One thing to watch: the monitoring loop and the /rollback endpoint can race. If someone hits the manual rollback endpoint while the loop is mid-check, you might double-rollback. For production use, wrap the rollback logic in a threading.Lock:

 1
 2
 3
 4
 5
 6
 7
 8
 9
10
11
rollback_lock = threading.Lock()

def safe_rollback() -> ModelVersion | None:
    with rollback_lock:
        rolled_back = rollback()
        if rolled_back:
            swap_model()
            health_checker.latencies.clear()
            health_checker.errors.clear()
            health_checker.predictions.clear()
        return rolled_back

Call safe_rollback() from both the endpoint and the monitoring loop instead of duplicating the logic.

Common Errors and Fixes

RuntimeError: No active model in registry on startup

You started the server before promoting any model.
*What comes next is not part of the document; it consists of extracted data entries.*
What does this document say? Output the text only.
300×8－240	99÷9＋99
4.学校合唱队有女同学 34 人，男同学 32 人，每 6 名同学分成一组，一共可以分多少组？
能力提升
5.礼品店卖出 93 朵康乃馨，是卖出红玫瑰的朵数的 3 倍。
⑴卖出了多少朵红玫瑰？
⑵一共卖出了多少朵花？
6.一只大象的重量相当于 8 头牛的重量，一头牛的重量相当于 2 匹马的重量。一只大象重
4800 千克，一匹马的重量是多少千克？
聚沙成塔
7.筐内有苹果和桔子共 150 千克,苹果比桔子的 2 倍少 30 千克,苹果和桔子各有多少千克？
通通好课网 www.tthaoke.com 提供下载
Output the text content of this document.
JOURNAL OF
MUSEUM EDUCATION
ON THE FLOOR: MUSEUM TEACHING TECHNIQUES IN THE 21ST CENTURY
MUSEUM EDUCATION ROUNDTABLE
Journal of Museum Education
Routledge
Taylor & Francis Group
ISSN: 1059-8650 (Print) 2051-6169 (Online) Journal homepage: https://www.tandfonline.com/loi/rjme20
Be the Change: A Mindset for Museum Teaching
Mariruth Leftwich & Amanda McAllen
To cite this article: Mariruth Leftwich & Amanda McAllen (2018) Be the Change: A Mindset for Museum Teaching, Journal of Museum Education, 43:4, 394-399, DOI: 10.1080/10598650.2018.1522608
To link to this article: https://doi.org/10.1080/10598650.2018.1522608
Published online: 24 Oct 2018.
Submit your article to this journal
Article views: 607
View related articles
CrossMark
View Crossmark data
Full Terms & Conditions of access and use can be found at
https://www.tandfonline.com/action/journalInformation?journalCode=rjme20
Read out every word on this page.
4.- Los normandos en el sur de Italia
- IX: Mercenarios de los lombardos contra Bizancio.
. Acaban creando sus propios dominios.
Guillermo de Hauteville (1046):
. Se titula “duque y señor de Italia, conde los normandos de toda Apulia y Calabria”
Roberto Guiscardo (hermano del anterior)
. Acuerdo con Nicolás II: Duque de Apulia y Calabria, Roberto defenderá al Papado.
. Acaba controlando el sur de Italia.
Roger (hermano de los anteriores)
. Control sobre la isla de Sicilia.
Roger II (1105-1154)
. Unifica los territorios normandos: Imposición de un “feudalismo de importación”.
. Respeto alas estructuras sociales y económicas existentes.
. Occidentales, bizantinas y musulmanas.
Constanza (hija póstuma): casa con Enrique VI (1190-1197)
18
Register and promote at least one version first:

1
2
register_model("v1", "path/to/trained_model.pkl")
promote_model("v1")

Then start the FastAPI app. The lifespan handler calls swap_model() which reads the active model from the registry.

Rollback keeps triggering in a loop

This happens when you only have one model version registered. The current model gets marked unhealthy, get_last_healthy_model() finds nothing, and the next cycle sees no active model at all. Always keep at least two versions in the registry. A better safeguard is to add a cooldown period after rollback:

 1
 2
 3
 4
 5
 6
 7
 8
 9
10
11
12
13
14
15
last_rollback_time = 0.0
ROLLBACK_COOLDOWN = 120.0  # seconds

def monitoring_loop(check_interval: float = 10.0):
    global last_rollback_time
    while True:
        time.sleep(check_interval)
        healthy, violations = health_checker.is_healthy()
        if not healthy:
            elapsed = time.time() - last_rollback_time
            if elapsed < ROLLBACK_COOLDOWN:
                logger.warning(f"Skipping rollback, cooldown has {ROLLBACK_COOLDOWN - elapsed:.0f}s remaining")
                continue
            last_rollback_time = time.time()
            safe_rollback()

Prediction drift triggers false positives after retraining

When you retrain on new data, the prediction distribution legitimately changes. You need to update the baseline. After promoting a new model and confirming it’s performing well, capture its prediction stats as the new baseline:

1
2
3
# After collecting enough predictions from the new model
recent_predictions = list(health_checker.predictions)
health_checker.set_baseline(recent_predictions)

Or better yet, compute the baseline offline from your validation set and set it during model registration.